How Industry Experts Adjudge The Automation-AI Adoption And Challenges?

by August 8, 2019

The time has finally arrived when AI and automation technologies have attained the power and are impacting real-world applications – facial recognition, intelligence in robots, language translations, to name a few. Meanwhile, companies are harnessing AI advents in their business operations. AI adoption assures considerable benefits for business and economy both through its contribution to innovative growth.

If so, then would it be right to put up a question – Do Challenges of AI and Automation Adoption Outdo Their Good Deeds?

Well, a bench of technology police is framing its opinions and expertise adjudging the current scenario of technology embracement. According to the experts, other than data quality and quantity generated per day, human workforce issue is also a challenge while implementing AI and automation enablers into a workstation.


Radical AI-Automation Adoption Challenges Leaders Face Today

To behave like a human, machines have to learn like humans through the information extracted from huge datasets. Managing the data quality is not the only problem for professionals but bringing the data together from varied systems that they are looking to learn from is the greater deal. This makes them rethink the procedure of data integration because it was not the way it had been done before.
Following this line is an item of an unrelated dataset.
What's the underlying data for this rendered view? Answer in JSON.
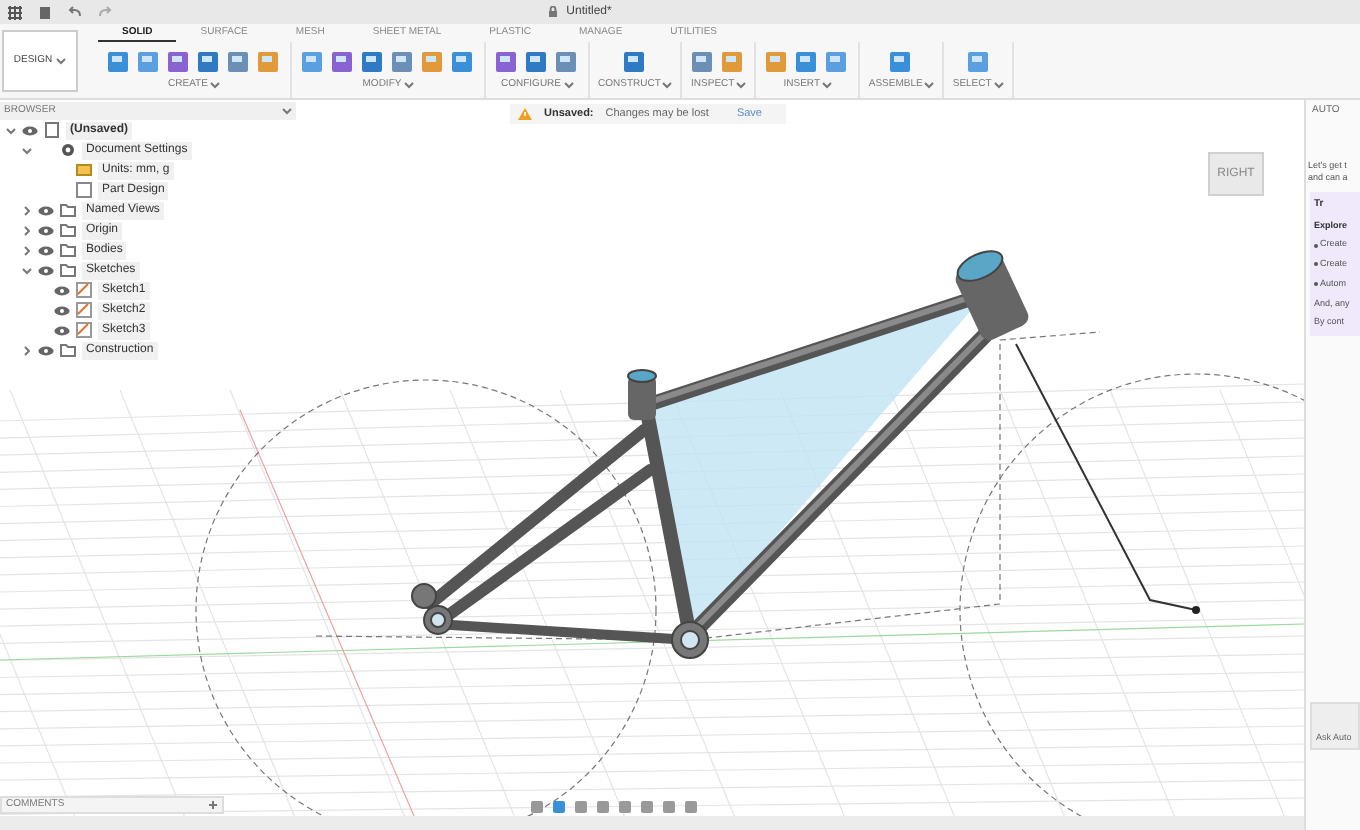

Such revision process gives rise to the collection of challenges including bringing data together, identifying the data, cleaning the data and teaching off through it. All this preparation procedure impels the leaders to revise the whole stack.

The other significant challenge in a row is a human adaptation. Often with AI projects, instead of the bottom-up approach, while working within the layers of human tasks and their understanding, the projects tend to become a top-down approach. In such cases, the work generally stops after the implementation phase.


The Key to Prevent Cynical Judgements

The best prevention key from skeptical opposition are clear business drivers and use cases with specific goals. Certain companies and leaders try to fit in someone else’s shoe thinking it would be great without even defining their own needs and goals for it. Therefore, clear business drivers and use cases with predefined goals while implementing AI help the business grow beyond challenges in real sense.


Considering Operation Efficiency, the Core of Technology Implementation

The apt reason to opt for automation and embracing new ML and AI technology tools should be for operational efficiency of a business. Operational efficiency is the key to protect one’s domain, up-level employees and entice clients with projects.

Some experts do believe that as the companies have continued to encompass emerging and innovative technologies but the addition hasn’t brought any enhancement to productivity. Rather it has made the workforce less productive. According to them, if a company thinks of embracing automation this hour it should bring and rebuilt the productivity of the workforce as well.

Hence the purpose of adopting new-age technologies and enablers should be to accelerate the productivity and efficiency of a business and its employees rather than just being a new cool fashion in the trend. It’s high time that companies should focus on areas of gain instead of worrying about areas of pain which would use disruptive technologies for a quick fix.